Search code examples
haskellfoldbytestring

Haskell avoiding stack overflow in folds without sacrificing performance


The following piece of code experiences a stack overflow for large inputs:

{-# LANGUAGE DeriveDataTypeable, OverloadedStrings #-}
import qualified Data.ByteString.Lazy.Char8 as L


genTweets :: L.ByteString -> L.ByteString
genTweets text | L.null text = ""
               | otherwise = L.intercalate "\n\n" $ genTweets' $ L.words text
  where genTweets' txt = foldr p [] txt
          where p word [] = [word]
                p word words@(w:ws) | L.length word + L.length w <= 139 =
                                        (word `L.append` " " `L.append` w):ws
                                    | otherwise = word:words

I assume my predicate is building a list of thunks, but I'm not sure why, or how to fix it.

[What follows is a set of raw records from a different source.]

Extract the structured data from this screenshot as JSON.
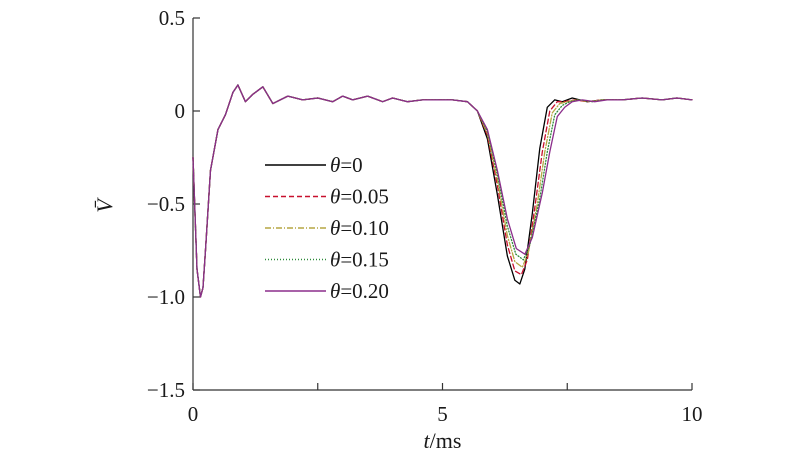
{
  "chart_data": {
    "type": "line",
    "title": "",
    "xlabel": "t/ms",
    "ylabel": "V̄",
    "xlim": [
      0,
      10
    ],
    "ylim": [
      -1.5,
      0.5
    ],
    "x_ticks": [
      0,
      5,
      10
    ],
    "x_tick_labels": [
      "0",
      "5",
      "10"
    ],
    "x_minor_ticks": [
      2.5,
      7.5
    ],
    "y_ticks": [
      0.5,
      0,
      -0.5,
      -1.0,
      -1.5
    ],
    "y_tick_labels": [
      "0.5",
      "0",
      "−0.5",
      "−1.0",
      "−1.5"
    ],
    "grid": false,
    "legend_position": "center-left",
    "series": [
      {
        "name": "θ=0",
        "color": "#000000",
        "dash": "",
        "x": [
          0,
          0.08,
          0.15,
          0.2,
          0.25,
          0.35,
          0.5,
          0.65,
          0.8,
          0.9,
          1.05,
          1.2,
          1.4,
          1.6,
          1.9,
          2.2,
          2.5,
          2.8,
          3.0,
          3.2,
          3.5,
          3.8,
          4.0,
          4.3,
          4.6,
          4.9,
          5.2,
          5.5,
          5.7,
          5.9,
          6.1,
          6.3,
          6.45,
          6.55,
          6.65,
          6.8,
          6.95,
          7.1,
          7.25,
          7.4,
          7.6,
          7.9,
          8.2,
          8.6,
          9.0,
          9.4,
          9.7,
          10.0
        ],
        "y": [
          -0.25,
          -0.85,
          -1.0,
          -0.95,
          -0.75,
          -0.32,
          -0.1,
          -0.02,
          0.1,
          0.14,
          0.05,
          0.09,
          0.13,
          0.04,
          0.08,
          0.06,
          0.07,
          0.05,
          0.08,
          0.06,
          0.08,
          0.05,
          0.07,
          0.05,
          0.06,
          0.06,
          0.06,
          0.05,
          0.0,
          -0.15,
          -0.45,
          -0.78,
          -0.91,
          -0.93,
          -0.85,
          -0.55,
          -0.2,
          0.02,
          0.06,
          0.05,
          0.07,
          0.05,
          0.06,
          0.06,
          0.07,
          0.06,
          0.07,
          0.06
        ]
      },
      {
        "name": "θ=0.05",
        "color": "#c8102e",
        "dash": "5,3",
        "x": [
          0,
          0.08,
          0.15,
          0.2,
          0.25,
          0.35,
          0.5,
          0.65,
          0.8,
          0.9,
          1.05,
          1.2,
          1.4,
          1.6,
          1.9,
          2.2,
          2.5,
          2.8,
          3.0,
          3.2,
          3.5,
          3.8,
          4.0,
          4.3,
          4.6,
          4.9,
          5.2,
          5.5,
          5.7,
          5.9,
          6.1,
          6.3,
          6.45,
          6.58,
          6.7,
          6.85,
          7.0,
          7.15,
          7.3,
          7.45,
          7.65,
          7.9,
          8.2,
          8.6,
          9.0,
          9.4,
          9.7,
          10.0
        ],
        "y": [
          -0.25,
          -0.85,
          -1.0,
          -0.95,
          -0.75,
          -0.32,
          -0.1,
          -0.02,
          0.1,
          0.14,
          0.05,
          0.09,
          0.13,
          0.04,
          0.08,
          0.06,
          0.07,
          0.05,
          0.08,
          0.06,
          0.08,
          0.05,
          0.07,
          0.05,
          0.06,
          0.06,
          0.06,
          0.05,
          0.0,
          -0.13,
          -0.4,
          -0.72,
          -0.86,
          -0.88,
          -0.8,
          -0.52,
          -0.22,
          0.0,
          0.05,
          0.05,
          0.06,
          0.05,
          0.06,
          0.06,
          0.07,
          0.06,
          0.07,
          0.06
        ]
      },
      {
        "name": "θ=0.10",
        "color": "#b5a642",
        "dash": "6,2,1,2",
        "x": [
          0,
          0.08,
          0.15,
          0.2,
          0.25,
          0.35,
          0.5,
          0.65,
          0.8,
          0.9,
          1.05,
          1.2,
          1.4,
          1.6,
          1.9,
          2.2,
          2.5,
          2.8,
          3.0,
          3.2,
          3.5,
          3.8,
          4.0,
          4.3,
          4.6,
          4.9,
          5.2,
          5.5,
          5.7,
          5.9,
          6.1,
          6.3,
          6.45,
          6.6,
          6.72,
          6.9,
          7.05,
          7.2,
          7.35,
          7.5,
          7.7,
          7.95,
          8.2,
          8.6,
          9.0,
          9.4,
          9.7,
          10.0
        ],
        "y": [
          -0.25,
          -0.85,
          -1.0,
          -0.95,
          -0.75,
          -0.32,
          -0.1,
          -0.02,
          0.1,
          0.14,
          0.05,
          0.09,
          0.13,
          0.04,
          0.08,
          0.06,
          0.07,
          0.05,
          0.08,
          0.06,
          0.08,
          0.05,
          0.07,
          0.05,
          0.06,
          0.06,
          0.06,
          0.05,
          0.0,
          -0.12,
          -0.37,
          -0.67,
          -0.81,
          -0.84,
          -0.76,
          -0.5,
          -0.22,
          -0.01,
          0.04,
          0.05,
          0.06,
          0.05,
          0.06,
          0.06,
          0.07,
          0.06,
          0.07,
          0.06
        ]
      },
      {
        "name": "θ=0.15",
        "color": "#2e8b3a",
        "dash": "1,2",
        "x": [
          0,
          0.08,
          0.15,
          0.2,
          0.25,
          0.35,
          0.5,
          0.65,
          0.8,
          0.9,
          1.05,
          1.2,
          1.4,
          1.6,
          1.9,
          2.2,
          2.5,
          2.8,
          3.0,
          3.2,
          3.5,
          3.8,
          4.0,
          4.3,
          4.6,
          4.9,
          5.2,
          5.5,
          5.7,
          5.9,
          6.1,
          6.3,
          6.47,
          6.62,
          6.75,
          6.95,
          7.1,
          7.25,
          7.4,
          7.55,
          7.75,
          8.0,
          8.25,
          8.6,
          9.0,
          9.4,
          9.7,
          10.0
        ],
        "y": [
          -0.25,
          -0.85,
          -1.0,
          -0.95,
          -0.75,
          -0.32,
          -0.1,
          -0.02,
          0.1,
          0.14,
          0.05,
          0.09,
          0.13,
          0.04,
          0.08,
          0.06,
          0.07,
          0.05,
          0.08,
          0.06,
          0.08,
          0.05,
          0.07,
          0.05,
          0.06,
          0.06,
          0.06,
          0.05,
          0.0,
          -0.11,
          -0.34,
          -0.62,
          -0.77,
          -0.8,
          -0.72,
          -0.47,
          -0.22,
          -0.02,
          0.03,
          0.05,
          0.06,
          0.05,
          0.06,
          0.06,
          0.07,
          0.06,
          0.07,
          0.06
        ]
      },
      {
        "name": "θ=0.20",
        "color": "#8b2d8b",
        "dash": "",
        "x": [
          0,
          0.08,
          0.15,
          0.2,
          0.25,
          0.35,
          0.5,
          0.65,
          0.8,
          0.9,
          1.05,
          1.2,
          1.4,
          1.6,
          1.9,
          2.2,
          2.5,
          2.8,
          3.0,
          3.2,
          3.5,
          3.8,
          4.0,
          4.3,
          4.6,
          4.9,
          5.2,
          5.5,
          5.7,
          5.9,
          6.1,
          6.3,
          6.48,
          6.65,
          6.8,
          7.0,
          7.15,
          7.3,
          7.45,
          7.6,
          7.8,
          8.05,
          8.3,
          8.6,
          9.0,
          9.4,
          9.7,
          10.0
        ],
        "y": [
          -0.25,
          -0.85,
          -1.0,
          -0.95,
          -0.75,
          -0.32,
          -0.1,
          -0.02,
          0.1,
          0.14,
          0.05,
          0.09,
          0.13,
          0.04,
          0.08,
          0.06,
          0.07,
          0.05,
          0.08,
          0.06,
          0.08,
          0.05,
          0.07,
          0.05,
          0.06,
          0.06,
          0.06,
          0.05,
          0.0,
          -0.1,
          -0.32,
          -0.58,
          -0.74,
          -0.77,
          -0.68,
          -0.44,
          -0.22,
          -0.03,
          0.02,
          0.05,
          0.06,
          0.05,
          0.06,
          0.06,
          0.07,
          0.06,
          0.07,
          0.06
        ]
      }
    ]
  }
}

The equivalent code using foldl' runs fine, but takes forever, since it appends constantly, and uses a ton of memory.

import Data.List (foldl')

genTweetsStrict :: L.ByteString -> L.ByteString
genTweetsStrict text | L.null text = "" 
                     | otherwise = L.intercalate "\n\n" $ genTweetsStrict' $ L.words text
  where genTweetsStrict' txt = foldl' p [] txt
          where p [] word = [word]
                p words word | L.length word + L.length (last words) <= 139 =
                                init words ++ [last words `L.append` " " `L.append` word]
                             | otherwise = words ++ [word]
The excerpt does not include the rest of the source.